If Mardoc was her poison, Aegis was her lifeblood.
“To respond to your question, Ashlyn Raleigh—oh ye of little faith—this is all yours,” Aegis said, gesturing towards his body like a spokesmodel
showing off a shiny new car. “Every inch of me belongs to you, now and forever.”
“It’s so hard to believe this could be real, after everything…” Ashlyn began, but Aegis was already moving to one knee before her, taking her hand. “What are you doing?” she asked, letting out a delighted laugh.
He smiled that perfect, charming, white-toothed grin of his as he levelled her with a sensual gaze. God, he was delicious. But what was he doing on one knee? Surely he wasn’t going to propose marriage. Did Dragon shifters even get married?
“Ashlyn Raleigh,” he said in a solemn tone, “we’ve known each other for all of what? A week?”
“About that, yeah.”
“No matter. As I’ve told you, it feels like a lifetime. In a good way of course.”

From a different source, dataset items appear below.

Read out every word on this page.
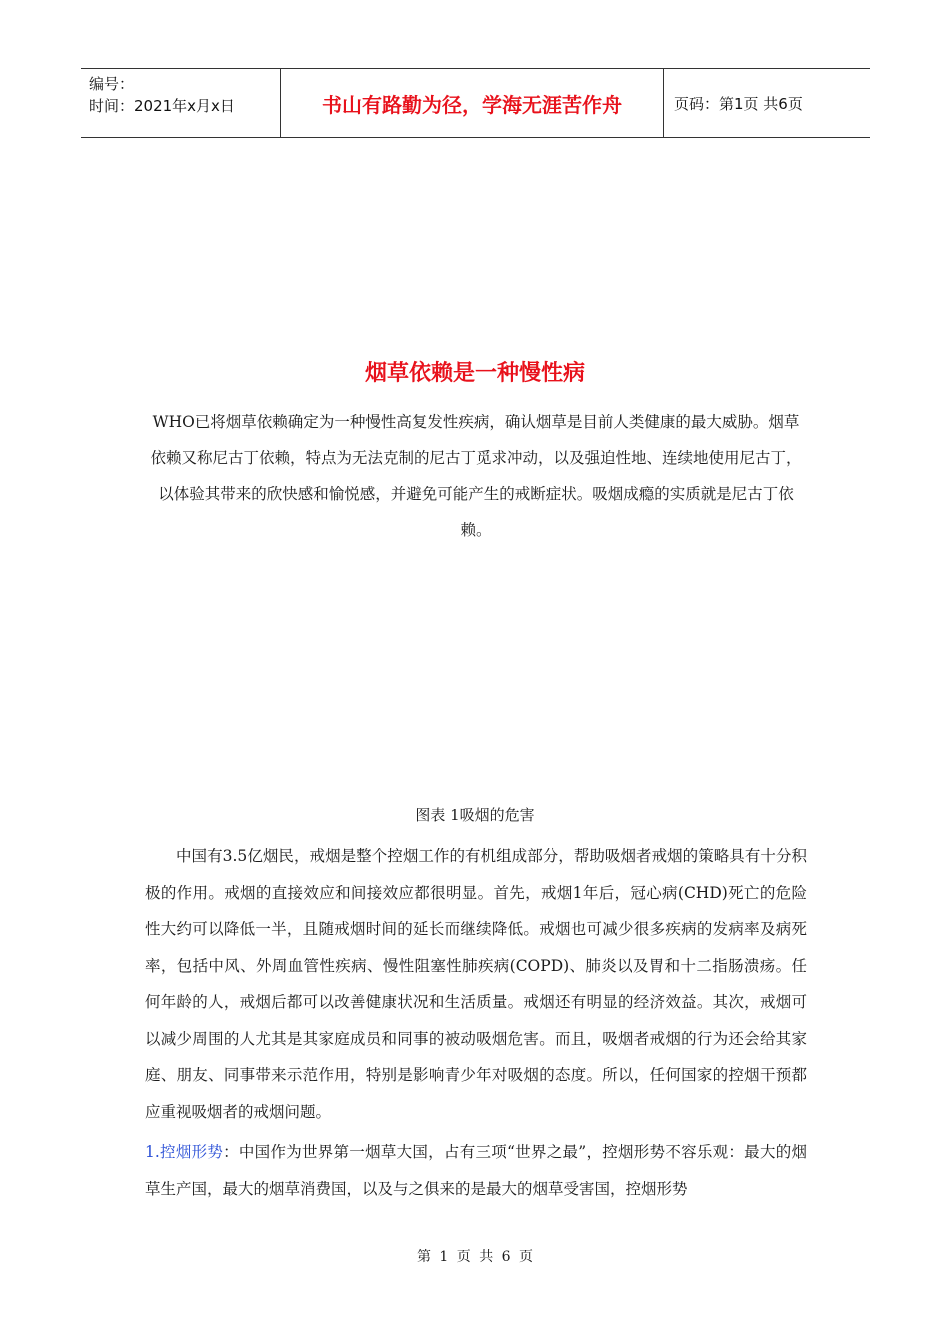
编号：
时间：2021年x月x日	书山有路勤为径，学海无涯苦作舟	页码：第1页 共6页
烟草依赖是一种慢性病
WHO已将烟草依赖确定为一种慢性高复发性疾病，确认烟草是目前人类健康的最大威胁。烟草依赖又称尼古丁依赖，特点为无法克制的尼古丁觅求冲动，以及强迫性地、连续地使用尼古丁，以体验其带来的欣快感和愉悦感，并避免可能产生的戒断症状。吸烟成瘾的实质就是尼古丁依赖。
图表 1吸烟的危害
中国有3.5亿烟民，戒烟是整个控烟工作的有机组成部分，帮助吸烟者戒烟的策略具有十分积极的作用。戒烟的直接效应和间接效应都很明显。首先，戒烟1年后，冠心病(CHD)死亡的危险性大约可以降低一半，且随戒烟时间的延长而继续降低。戒烟也可减少很多疾病的发病率及病死率，包括中风、外周血管性疾病、慢性阻塞性肺疾病(COPD)、肺炎以及胃和十二指肠溃疡。任何年龄的人，戒烟后都可以改善健康状况和生活质量。戒烟还有明显的经济效益。其次，戒烟可以减少周围的人尤其是其家庭成员和同事的被动吸烟危害。而且，吸烟者戒烟的行为还会给其家庭、朋友、同事带来示范作用，特别是影响青少年对吸烟的态度。所以，任何国家的控烟干预都应重视吸烟者的戒烟问题。
1.控烟形势：中国作为世界第一烟草大国，占有三项“世界之最”，控烟形势不容乐观：最大的烟草生产国，最大的烟草消费国，以及与之俱来的是最大的烟草受害国，控烟形势
第 1 页 共 6 页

She laughed again; he was so right. Aegis cleared his throat reproachfully and continued. “You nearly got yourself killed by a psycho in an alley. Then you nearly killed him. Then I nearly killed him. Then we had some fantastic oral…”
“Cut to the chase, would you?” she commanded, trying to look stern as she suppressed another laugh.
“Point is, I have no ring to offer you. But I have something better. Something more…permanent.” He slid his right hand up in front of her face, fingers curled into a tight fist. Then he opened it, showing her his palm for the first time.
Ashlyn gasped when she saw the flames embedded in his flesh. His skin shone with a strange pink texture, painful looking but oddly beautiful. “Oh my God, Aegis! What happened?”
“The Relic and I had a little bonding session of our own,” he said. “Your mark—the mark of Fire—is branded on me now, so you’d better accept this pseudo-proposal of mine. This is more permanent than any tattoo, so I’m yours forever.”
Ashlyn slipped down onto her knees and took his hand in hers, planting a delicate kiss on his scar, which had all but healed. This must be a Dragon’s legendary strength at work. “I’d say yes to anything you offered right now,” she told him, her eyes meeting his again. She meant it, too. If he’d asked her to run away to Tahiti that second she’d have done it.